A buckle fracture is a very common fracture that primarily occurs among children because of their more flexible and softer bones. This injury is also commonly referred to as an incomplete fracture because a portion of the bone merely buckles instead of breaking, which means the other side of the bone should be perfectly fine while the fracture is healing. The main areas of the body affected by this condition include the arm and leg. The main symptoms of a buckle fracture include a substantial amount of acute pain, swelling, and bruising. The pain will usually worsen with movement or whenever pressure is placed on the area. Learn about how to treat buckle fractures now.
Immobilize The Injury
The most important element of treating a buckle fracture is to immobilize the injury, which will likely need to be done for three to four weeks. Keeping the injury immobilized should assist patients in avoiding further damage in the fractured bone. Immobilization typically occurs with the application of a cast or splint around the injured area of the body, which is typically the leg or arm.
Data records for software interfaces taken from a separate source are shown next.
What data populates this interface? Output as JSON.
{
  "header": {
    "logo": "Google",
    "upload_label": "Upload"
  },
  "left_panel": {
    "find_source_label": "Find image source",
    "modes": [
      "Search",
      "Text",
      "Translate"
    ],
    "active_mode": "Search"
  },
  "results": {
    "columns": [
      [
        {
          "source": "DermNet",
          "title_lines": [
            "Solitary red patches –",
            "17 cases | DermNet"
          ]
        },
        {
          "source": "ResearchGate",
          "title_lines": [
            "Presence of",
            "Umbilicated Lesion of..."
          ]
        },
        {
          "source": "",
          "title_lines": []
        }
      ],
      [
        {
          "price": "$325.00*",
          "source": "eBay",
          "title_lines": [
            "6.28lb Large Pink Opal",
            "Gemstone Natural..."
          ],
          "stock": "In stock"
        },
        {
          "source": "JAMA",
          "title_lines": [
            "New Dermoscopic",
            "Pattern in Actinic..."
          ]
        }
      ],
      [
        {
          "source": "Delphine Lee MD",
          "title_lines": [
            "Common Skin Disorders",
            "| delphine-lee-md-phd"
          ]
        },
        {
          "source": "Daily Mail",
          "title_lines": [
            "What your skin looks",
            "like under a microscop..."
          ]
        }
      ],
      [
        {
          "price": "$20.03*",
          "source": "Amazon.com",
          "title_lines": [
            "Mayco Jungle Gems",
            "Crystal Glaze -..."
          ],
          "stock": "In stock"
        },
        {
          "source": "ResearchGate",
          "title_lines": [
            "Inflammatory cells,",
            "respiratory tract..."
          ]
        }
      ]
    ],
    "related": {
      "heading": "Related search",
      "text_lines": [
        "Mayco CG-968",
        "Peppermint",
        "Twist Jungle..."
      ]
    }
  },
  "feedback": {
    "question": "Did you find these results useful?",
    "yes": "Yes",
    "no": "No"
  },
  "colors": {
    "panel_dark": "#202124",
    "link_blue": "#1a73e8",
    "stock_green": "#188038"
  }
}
In general, buckle fractures are able to heal quicker than normal fractures because the bone isn't fully broken. The usage of a cast or splint will restrict motion in the general vicinity of the injury, which will reduce any muscle spasms, swelling, or pain patients are experiencing because of the injury. Both splints and casts have their distinct benefits for treating fractures. For instance, casts are harder and will keep the fractured bone almost completely immobilized, which means the area should heal quicker. Splints are more flexible and can be removed when taking a shower.